How can I parse a complete HTML website in C#
Little Example
<html>
<head></head>
<body>
<div class="wrapper">
<div class="row">
<div>Value1</div>
<div>Value2</div>
</div>
<div class="row">
<div>Value1</div>
<div>Value2</div>
</div>
<div class="row">
<div>Value1</div>
<div>Value2</div>
</div>
<div class="row">
<div>Value1</div>
<div>Value2</div>
</div>
</div>
</body>
</html>
I can not use the classes of the page to ident. the container, because they are variable.

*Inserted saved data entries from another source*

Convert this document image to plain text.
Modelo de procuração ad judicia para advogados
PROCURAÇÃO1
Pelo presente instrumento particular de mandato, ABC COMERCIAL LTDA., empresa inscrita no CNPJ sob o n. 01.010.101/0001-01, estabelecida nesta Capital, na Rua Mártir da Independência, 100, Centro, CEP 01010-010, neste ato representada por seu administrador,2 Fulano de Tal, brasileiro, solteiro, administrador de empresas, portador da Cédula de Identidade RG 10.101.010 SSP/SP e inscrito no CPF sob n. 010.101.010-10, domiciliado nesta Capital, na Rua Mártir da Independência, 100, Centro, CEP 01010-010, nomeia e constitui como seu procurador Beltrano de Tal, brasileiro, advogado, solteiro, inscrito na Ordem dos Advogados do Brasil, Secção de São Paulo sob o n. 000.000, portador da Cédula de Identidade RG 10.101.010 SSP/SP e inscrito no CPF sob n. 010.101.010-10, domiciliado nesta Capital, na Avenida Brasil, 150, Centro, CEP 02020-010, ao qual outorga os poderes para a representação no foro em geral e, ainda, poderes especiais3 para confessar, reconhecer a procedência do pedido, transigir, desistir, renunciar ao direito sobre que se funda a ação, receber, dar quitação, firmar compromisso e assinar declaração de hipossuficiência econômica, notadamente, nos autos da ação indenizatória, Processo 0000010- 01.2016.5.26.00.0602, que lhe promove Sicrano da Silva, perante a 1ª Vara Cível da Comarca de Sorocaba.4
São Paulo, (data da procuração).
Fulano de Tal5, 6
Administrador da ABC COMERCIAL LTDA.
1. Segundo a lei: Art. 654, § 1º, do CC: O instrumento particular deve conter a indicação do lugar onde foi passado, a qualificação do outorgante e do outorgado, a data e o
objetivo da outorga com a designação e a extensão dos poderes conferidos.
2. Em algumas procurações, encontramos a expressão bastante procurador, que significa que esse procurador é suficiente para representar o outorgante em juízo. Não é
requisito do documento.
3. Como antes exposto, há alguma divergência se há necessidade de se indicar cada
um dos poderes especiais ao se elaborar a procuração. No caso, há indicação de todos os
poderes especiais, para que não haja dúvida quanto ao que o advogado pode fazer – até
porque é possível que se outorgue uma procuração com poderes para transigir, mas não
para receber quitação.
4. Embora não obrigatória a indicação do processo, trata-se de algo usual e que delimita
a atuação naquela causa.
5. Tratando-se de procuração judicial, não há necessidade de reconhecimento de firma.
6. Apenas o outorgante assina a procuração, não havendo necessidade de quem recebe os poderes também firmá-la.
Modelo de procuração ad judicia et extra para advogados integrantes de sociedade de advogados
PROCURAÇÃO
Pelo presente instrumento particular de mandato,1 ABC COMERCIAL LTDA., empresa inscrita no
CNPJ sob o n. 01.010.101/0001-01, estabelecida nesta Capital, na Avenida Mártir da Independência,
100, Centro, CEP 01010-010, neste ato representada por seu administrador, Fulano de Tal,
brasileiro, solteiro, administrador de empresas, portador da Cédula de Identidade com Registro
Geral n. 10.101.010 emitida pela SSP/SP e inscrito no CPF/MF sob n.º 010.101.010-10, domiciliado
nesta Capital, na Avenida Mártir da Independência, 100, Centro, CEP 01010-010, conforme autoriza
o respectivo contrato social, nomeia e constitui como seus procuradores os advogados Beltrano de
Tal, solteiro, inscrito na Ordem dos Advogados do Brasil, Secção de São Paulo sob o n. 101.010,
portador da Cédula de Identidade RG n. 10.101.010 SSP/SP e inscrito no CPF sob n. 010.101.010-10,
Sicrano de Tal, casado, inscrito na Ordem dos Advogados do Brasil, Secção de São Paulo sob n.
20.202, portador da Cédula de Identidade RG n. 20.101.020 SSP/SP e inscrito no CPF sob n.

Now I want to save the values.
My Code now:
WebBrowser wb = (WebBrowser)sender;
var doc = wb.Document as HTMLDocument;
IHTMLElementCollection nodes = doc.getElementsByTagName("div");
foreach(IHTMLElement elem in nodes)
{
var div = (HTMLDivElement)elem;
if(div.className != null && div.className.Contains("t_row"))
{
//BREAKPOINT
var inner = div.document as HTMLDocument;
IHTMLElementCollection innerNode = inner.getElementsByTagName("div");
log(div.innerText);
}
}
Till the breakpoint everything works fine, but till there I dont know how I need to go on.